David Albright, president of the Institute for Science and International Security and a former United Nations weapons inspector who has been in contact with Iraqi scientists since the war, said: "The idea of deployment and the authority to launch was very solid. But it's now being looked at as possibly misinformation or that they were playing with us." 

This week, the officials expect Kay to say that Hussein never abandoned his ability to develop chemical and biological weapons, and remained prepared to reconstitute his nuclear program once U.N. sanctions were lifted. Data now being collected will confirm that after U.N. inspectors left Iraq in 1998, the Iraqi leader continued to buy commercial equipment that could also be used to develop the prohibited weapons.

"It is risky to say that he was doing nothing," Albright said. "Saddam was scheming once we took the boot of economic sanctions and monitoring of his facilities off his neck."

Officials said they expect Kay to document what the U.S. intelligence community has long reported about Iraq's significant efforts to deceive inspectors, including the hiding of documents and materials related to weapons programs. In a CIA white paper issued in October 2002, for example, CIA Director George J. Tenet said, "Baghdad's vigorous concealment efforts have meant that specific information on many aspects of Iraq's WMD programs is yet to be uncovered."

At least one Iraqi scientist cooperating with the CIA has said that he and others were ordered by Hussein to record all interviews with U.N. inspectors, despite a Security Council resolution calling for inspectors to have unmonitored meetings. In addition, no technicians or scientists involved with the weapons programs were allowed to leave the country, although the resolution called for them to be permitted to go abroad with their families. None ever went.

Kay's group has also obtained what it believes to be new confirmation that the Iraqis were violating the U.N. resolution that prohibited Hussein from extending the range of his missiles and developing fuels to power them.

Kay has focused on gathering the most extensive information to date on the long-held belief that Iraq had developed sophisticated means for hiding weapons, their technical components and chemical and biological ingredients for deadly weapons.

But Hussein may have put in place a double-deception program aimed at convincing the world and his own people that he was more of a threat than he actually was. This included moving equipment and personnel, and making public statements all designed to make the world and his own people believe that they had weapons of mass destruction.

It is a theory that House intelligence committee staff and members are also exploring as they finish 19 volumes of data underlying the National Intelligence Estimate, the main intelligence document used by policymakers to decide whether to invade Iraq.

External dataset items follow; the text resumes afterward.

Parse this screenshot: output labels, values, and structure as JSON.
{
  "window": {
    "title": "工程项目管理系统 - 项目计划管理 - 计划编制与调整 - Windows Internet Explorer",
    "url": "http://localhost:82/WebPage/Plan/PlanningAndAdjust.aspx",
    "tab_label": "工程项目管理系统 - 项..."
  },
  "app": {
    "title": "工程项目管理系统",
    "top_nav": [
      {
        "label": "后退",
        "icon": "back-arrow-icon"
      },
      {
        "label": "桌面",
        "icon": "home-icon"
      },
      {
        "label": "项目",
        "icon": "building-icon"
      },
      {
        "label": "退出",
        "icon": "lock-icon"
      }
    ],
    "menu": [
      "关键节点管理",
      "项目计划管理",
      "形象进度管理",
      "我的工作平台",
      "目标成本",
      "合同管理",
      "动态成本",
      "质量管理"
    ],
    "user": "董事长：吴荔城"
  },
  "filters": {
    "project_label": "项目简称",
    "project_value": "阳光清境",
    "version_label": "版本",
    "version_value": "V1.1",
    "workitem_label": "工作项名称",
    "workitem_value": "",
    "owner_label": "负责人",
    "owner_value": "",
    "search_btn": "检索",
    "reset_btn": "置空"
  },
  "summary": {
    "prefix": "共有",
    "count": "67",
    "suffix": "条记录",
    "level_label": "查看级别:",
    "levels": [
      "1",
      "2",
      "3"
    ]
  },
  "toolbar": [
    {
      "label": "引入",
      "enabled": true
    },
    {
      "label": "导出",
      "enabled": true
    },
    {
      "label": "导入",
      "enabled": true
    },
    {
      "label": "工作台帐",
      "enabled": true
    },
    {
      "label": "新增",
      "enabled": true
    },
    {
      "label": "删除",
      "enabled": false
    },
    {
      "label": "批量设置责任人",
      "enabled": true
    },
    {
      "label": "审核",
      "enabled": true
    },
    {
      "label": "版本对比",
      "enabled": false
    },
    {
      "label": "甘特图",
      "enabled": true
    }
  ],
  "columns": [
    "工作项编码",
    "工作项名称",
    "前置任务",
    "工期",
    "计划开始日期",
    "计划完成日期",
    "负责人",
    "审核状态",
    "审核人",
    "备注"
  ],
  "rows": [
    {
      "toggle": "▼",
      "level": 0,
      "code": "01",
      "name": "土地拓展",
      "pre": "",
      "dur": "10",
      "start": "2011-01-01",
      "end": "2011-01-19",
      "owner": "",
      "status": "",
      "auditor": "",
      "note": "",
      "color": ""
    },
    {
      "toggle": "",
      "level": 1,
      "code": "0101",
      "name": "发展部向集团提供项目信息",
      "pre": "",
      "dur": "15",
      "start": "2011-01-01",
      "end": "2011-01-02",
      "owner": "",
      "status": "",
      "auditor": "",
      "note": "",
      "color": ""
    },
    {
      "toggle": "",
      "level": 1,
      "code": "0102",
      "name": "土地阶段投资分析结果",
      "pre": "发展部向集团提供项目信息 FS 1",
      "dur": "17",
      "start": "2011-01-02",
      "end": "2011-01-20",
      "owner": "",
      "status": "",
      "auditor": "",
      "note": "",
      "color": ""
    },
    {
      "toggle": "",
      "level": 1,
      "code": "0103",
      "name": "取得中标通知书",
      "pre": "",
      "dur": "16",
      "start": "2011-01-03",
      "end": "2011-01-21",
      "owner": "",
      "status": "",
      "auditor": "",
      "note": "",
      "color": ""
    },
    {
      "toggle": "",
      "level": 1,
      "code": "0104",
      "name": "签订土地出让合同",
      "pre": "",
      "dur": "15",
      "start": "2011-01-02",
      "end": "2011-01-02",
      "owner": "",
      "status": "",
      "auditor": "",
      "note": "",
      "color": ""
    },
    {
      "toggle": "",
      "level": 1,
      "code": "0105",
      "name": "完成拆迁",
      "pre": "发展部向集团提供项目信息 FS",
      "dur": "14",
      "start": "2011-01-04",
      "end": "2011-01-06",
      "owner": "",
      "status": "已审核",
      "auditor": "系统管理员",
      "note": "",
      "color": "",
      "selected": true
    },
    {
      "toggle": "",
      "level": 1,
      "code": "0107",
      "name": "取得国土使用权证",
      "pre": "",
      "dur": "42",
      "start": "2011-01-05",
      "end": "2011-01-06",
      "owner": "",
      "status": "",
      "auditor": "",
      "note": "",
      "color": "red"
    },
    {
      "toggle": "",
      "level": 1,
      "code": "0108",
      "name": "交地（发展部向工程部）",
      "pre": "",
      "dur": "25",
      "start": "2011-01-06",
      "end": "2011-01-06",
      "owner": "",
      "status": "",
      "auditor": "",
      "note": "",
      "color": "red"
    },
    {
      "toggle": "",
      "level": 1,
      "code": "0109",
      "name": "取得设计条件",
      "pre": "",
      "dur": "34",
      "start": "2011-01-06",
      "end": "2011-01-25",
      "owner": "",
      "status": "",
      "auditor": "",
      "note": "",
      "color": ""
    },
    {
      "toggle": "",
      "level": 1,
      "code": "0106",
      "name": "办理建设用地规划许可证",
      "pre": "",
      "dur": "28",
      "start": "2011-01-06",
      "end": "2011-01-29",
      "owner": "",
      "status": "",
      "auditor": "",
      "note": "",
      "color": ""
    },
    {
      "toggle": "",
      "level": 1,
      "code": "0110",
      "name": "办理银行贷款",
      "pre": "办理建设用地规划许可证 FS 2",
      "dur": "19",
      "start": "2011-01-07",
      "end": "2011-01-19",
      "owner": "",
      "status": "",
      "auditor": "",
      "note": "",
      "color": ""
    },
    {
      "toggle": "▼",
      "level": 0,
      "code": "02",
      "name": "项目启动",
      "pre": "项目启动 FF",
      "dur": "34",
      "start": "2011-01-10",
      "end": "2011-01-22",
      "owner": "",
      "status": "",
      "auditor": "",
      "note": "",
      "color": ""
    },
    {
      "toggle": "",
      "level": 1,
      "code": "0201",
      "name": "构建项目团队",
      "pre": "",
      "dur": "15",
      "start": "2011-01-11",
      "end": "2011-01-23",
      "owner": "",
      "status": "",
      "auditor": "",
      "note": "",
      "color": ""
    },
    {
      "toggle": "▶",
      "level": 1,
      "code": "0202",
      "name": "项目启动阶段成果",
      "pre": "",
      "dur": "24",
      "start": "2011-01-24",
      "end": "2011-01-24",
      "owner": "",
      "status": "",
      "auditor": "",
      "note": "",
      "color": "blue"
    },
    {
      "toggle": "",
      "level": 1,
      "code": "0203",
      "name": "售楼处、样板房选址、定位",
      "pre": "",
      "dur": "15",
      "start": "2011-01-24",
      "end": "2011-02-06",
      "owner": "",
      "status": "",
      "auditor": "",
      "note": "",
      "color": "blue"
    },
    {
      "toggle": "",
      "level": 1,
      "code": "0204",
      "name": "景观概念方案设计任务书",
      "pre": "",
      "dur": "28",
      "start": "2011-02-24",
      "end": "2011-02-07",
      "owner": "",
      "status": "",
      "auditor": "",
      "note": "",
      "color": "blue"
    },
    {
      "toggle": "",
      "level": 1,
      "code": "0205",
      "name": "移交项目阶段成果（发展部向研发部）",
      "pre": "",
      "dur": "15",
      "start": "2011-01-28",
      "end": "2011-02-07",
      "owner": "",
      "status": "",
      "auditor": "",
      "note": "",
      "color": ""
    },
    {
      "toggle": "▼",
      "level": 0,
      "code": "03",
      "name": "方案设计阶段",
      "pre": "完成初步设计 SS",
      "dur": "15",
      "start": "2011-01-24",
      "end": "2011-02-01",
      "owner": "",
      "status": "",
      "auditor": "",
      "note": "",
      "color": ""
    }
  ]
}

Among the possibilities the committee is exploring is whether Iraq destroyed many of its weapons and equipment before the 1991 Persian Gulf War. After the war, thousands of other weapons were collected and destroyed, along with equipment and facilities under the direction of the first group of U.N. inspectors.

In 1998, after those inspectors were withdrawn, the U.S. and British attacked for four days in December, hitting more than 100 targets associated with Hussein's missiles and weapons of mass destruction programs.

"He might have been bluffing to his own people," said a senior administration official with access to the underlying data on Iraq.

One of the most popular scenarios, barring the discovery of stockpiled weapons and equipment by U.S. teams, is that Hussein kept what amounted to "starter kits" -- precursor chemicals for biological weapons, for example, that could be developed in a matter of days.